A lot of Liberty’s biggest critics have always said the school shouldn’t be taken seriously because critical thinking isn’t valued there. They promote Creationism. They promote a David Barton version of history that’s loose on facts and heavy on Christian revisionism. They don’t want students to doubt anything — not faith, not their must-be-hetero sexual orientation, not the Trump-inspired GOP platform, etc. And now we know the critics were right. Even the students whose job is supposed to be locating the truth and informing the masses are punished when their journalism conflicts with whatever myth Falwell wants to perpetuate.
We knew Liberty was a joke — and this only contributes to that theory — but you have to feel bad for some of these students who went to Liberty hoping to become serious journalists. (Some of them, I assume, went because they’re devout Christians and felt Liberty would be a good fit for them.
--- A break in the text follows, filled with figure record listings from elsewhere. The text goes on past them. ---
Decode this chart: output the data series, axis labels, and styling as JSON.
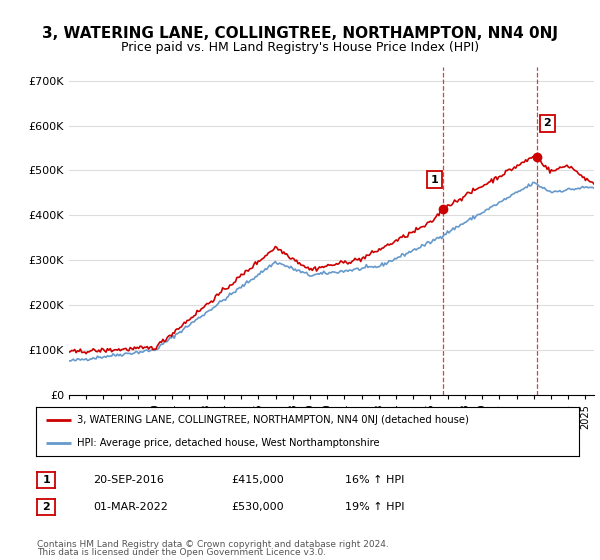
{
  "title": "3, WATERING LANE, COLLINGTREE, NORTHAMPTON, NN4 0NJ",
  "subtitle": "Price paid vs. HM Land Registry's House Price Index (HPI)",
  "title_fontsize": 11,
  "subtitle_fontsize": 9,
  "ylabel_ticks": [
    "£0",
    "£100K",
    "£200K",
    "£300K",
    "£400K",
    "£500K",
    "£600K",
    "£700K"
  ],
  "ytick_values": [
    0,
    100000,
    200000,
    300000,
    400000,
    500000,
    600000,
    700000
  ],
  "ylim": [
    0,
    730000
  ],
  "xlim_start": 1995.0,
  "xlim_end": 2025.5,
  "sale1_x": 2016.72,
  "sale1_y": 415000,
  "sale1_label": "1",
  "sale2_x": 2022.17,
  "sale2_y": 530000,
  "sale2_label": "2",
  "vline1_x": 2016.72,
  "vline2_x": 2022.17,
  "red_line_color": "#cc0000",
  "blue_line_color": "#6699cc",
  "vline_color": "#cc0000",
  "grid_color": "#dddddd",
  "background_color": "#ffffff",
  "legend_line1": "3, WATERING LANE, COLLINGTREE, NORTHAMPTON, NN4 0NJ (detached house)",
  "legend_line2": "HPI: Average price, detached house, West Northamptonshire",
  "annotation1_box": "1",
  "annotation1_date": "20-SEP-2016",
  "annotation1_price": "£415,000",
  "annotation1_hpi": "16% ↑ HPI",
  "annotation2_box": "2",
  "annotation2_date": "01-MAR-2022",
  "annotation2_price": "£530,000",
  "annotation2_hpi": "19% ↑ HPI",
  "footnote1": "Contains HM Land Registry data © Crown copyright and database right 2024.",
  "footnote2": "This data is licensed under the Open Government Licence v3.0."
}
Others may have gone only because they were pressured into it by their parents and had no other choice.) Based on their reporting, though, they were pretty damn good at it.
Unfortunately, they’re being stifled by the very people who are supposed to help them grow.
Journalism is all about asking questions, doing research, and following the reporting wherever it leads. But Falwell’s form of Christianity is about having answers from the beginning and never straying from the predetermined narrative. It’s a conflict that normal schools don’t have because journalistic ethics win out. Not at Liberty, though, where everything is always an advertisement for the school, including the now-discredited “news”paper.